Dieci anni fa, nel 2011, per la seconda volta è stato bocciato l’utilizzo del nu-
cleare in Italia con referendum [dall’opinione pubblica, ndr]. Greenpeace è sta-
ta una delle organizzazioni che si sono opposte. Uno dei punti per cui Greenpeace si è schierata contro è la produzione di energia con metodi alternativi, come possono essere il fotovoltaico o l’eolico. Perché si sbagliavano?
Punto uno. Nel 2011 non è stato bocciato il nucleare per la seconda volta bensì per la prima volta, in quanto il referendum dell’87 non era sull’adozione del nucleare, ma sugli incentivi ai Comuni che ospitavano gli impianti nucleari. Si è trattato di una questione tecnica. C’erano anche altri quesiti, come la possibilità per Enel di gestire impianti nucleari all’estero; non era per l’uso delle centrali nucleari o meno. Quel referendum non bocciava il nucleare. Detto questo, le energie rinnovabili si dividono in due categorie: le rinnovabili “continue”,quindi l’idroelettrico e il geotermico, e le rinnovabili aleatorie o intermittenti, come solare o eolico.
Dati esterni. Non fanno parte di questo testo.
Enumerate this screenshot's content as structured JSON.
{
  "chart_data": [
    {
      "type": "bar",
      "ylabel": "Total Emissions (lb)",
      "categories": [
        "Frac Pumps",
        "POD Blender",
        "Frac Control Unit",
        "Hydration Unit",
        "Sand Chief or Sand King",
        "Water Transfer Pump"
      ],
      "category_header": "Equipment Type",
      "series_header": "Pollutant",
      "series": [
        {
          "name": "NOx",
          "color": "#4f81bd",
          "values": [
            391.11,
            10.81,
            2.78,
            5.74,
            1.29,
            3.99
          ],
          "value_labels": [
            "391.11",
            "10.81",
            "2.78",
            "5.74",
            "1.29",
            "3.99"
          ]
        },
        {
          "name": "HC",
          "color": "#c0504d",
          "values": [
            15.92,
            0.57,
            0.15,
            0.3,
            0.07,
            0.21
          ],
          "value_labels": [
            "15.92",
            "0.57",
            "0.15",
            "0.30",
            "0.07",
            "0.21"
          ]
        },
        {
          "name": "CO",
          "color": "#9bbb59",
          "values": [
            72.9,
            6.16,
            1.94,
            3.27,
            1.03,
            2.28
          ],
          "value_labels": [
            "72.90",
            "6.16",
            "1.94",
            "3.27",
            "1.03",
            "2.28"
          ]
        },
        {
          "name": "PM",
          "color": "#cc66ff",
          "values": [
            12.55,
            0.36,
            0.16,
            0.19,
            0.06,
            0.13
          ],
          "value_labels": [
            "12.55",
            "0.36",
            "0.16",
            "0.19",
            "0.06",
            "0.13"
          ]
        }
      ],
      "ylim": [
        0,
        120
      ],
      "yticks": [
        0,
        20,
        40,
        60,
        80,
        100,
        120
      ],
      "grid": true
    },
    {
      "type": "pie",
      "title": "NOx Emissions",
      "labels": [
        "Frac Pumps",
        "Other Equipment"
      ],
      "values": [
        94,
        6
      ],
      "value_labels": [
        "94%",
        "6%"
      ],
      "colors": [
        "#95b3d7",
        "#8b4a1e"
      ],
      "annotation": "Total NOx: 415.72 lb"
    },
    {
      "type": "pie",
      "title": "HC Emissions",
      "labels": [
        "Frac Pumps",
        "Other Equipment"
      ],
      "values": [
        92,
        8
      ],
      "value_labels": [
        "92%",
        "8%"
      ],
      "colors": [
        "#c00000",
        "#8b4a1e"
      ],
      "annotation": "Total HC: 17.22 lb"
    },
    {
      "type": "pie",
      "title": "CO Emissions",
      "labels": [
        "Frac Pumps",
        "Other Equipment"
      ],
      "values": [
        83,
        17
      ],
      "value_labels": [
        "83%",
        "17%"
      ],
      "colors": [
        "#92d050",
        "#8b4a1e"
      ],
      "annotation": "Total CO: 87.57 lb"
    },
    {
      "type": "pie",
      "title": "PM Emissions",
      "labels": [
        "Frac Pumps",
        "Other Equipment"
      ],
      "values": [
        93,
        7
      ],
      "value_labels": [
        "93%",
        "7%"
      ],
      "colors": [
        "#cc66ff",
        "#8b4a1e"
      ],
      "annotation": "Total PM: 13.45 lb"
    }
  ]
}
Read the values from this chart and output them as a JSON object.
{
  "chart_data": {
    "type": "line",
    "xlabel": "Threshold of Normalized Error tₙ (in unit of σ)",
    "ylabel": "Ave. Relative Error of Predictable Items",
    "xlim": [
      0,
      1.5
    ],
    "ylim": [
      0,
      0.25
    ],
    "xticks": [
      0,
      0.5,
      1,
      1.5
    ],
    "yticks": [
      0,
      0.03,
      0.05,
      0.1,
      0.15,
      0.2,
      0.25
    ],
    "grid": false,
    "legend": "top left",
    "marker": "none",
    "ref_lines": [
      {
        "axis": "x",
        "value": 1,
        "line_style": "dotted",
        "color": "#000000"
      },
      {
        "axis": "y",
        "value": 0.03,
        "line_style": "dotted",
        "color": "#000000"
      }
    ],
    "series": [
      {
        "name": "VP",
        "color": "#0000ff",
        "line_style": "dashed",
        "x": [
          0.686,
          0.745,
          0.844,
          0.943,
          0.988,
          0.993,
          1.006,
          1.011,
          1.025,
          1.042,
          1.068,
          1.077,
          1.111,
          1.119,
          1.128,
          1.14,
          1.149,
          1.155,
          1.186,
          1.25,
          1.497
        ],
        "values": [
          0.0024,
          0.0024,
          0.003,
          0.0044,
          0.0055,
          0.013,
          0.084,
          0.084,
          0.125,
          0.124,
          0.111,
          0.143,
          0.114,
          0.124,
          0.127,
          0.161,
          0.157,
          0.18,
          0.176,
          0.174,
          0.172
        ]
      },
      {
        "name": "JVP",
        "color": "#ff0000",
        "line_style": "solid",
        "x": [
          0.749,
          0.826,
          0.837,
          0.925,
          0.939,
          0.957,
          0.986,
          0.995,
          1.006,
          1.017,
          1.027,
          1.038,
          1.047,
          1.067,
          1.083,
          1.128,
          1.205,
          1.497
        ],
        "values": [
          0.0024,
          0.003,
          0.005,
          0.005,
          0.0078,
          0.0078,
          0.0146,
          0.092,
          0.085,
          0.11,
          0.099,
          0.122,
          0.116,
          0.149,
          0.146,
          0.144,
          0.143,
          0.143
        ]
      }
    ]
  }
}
Il problema di queste ultime è che, come suggerisce il nome, non producono energia sempre, ma solo in determinati momenti della giornata e dell’anno, quindi seguono anche una stagionalità. Ad oggi non esistono sistemi di accumulo in scala di rete e di grandi sistemi di accumulo a batteria nel mondo c’è ne sono solo da pochi gigawattora. I più grandi bacini idroelettrici di accumulo sono da qualche terawattora, ma non li abbiamo in Italia. Non c’è assolutamente la possibilità di accumulare quest’energia. Questo vuol dire che, se non hai il nucleare e non ci sono il sole o il vento, il solo metodo che hai per produrre energia è bruciare combustibili fossili.
Nel caso in cui un possibile disegno di legge sul nucleare ne approvasse l’utilizzo sul suolo italiano, dove si potrebbero posizionare le centrali? Lei sarebbe disposto ad accettarne una vicina a casa, ad una decina o ventina di chilometri?
Io ci vivrei anche dentro a una centrale nucleare. I primi siti che si potrebbero sfruttare sono quelli delle vecchie Centrali Italiane, che hanno ancora la licenza per impianti di trattamento di materiale radioattivo, quindi quelli di Trino a Caorso, Garigliano e Montalto di Castro. Per quanto riguarda me, io personalmente sarei felicissimo di avere una centrale nucleare vicino alla mia città.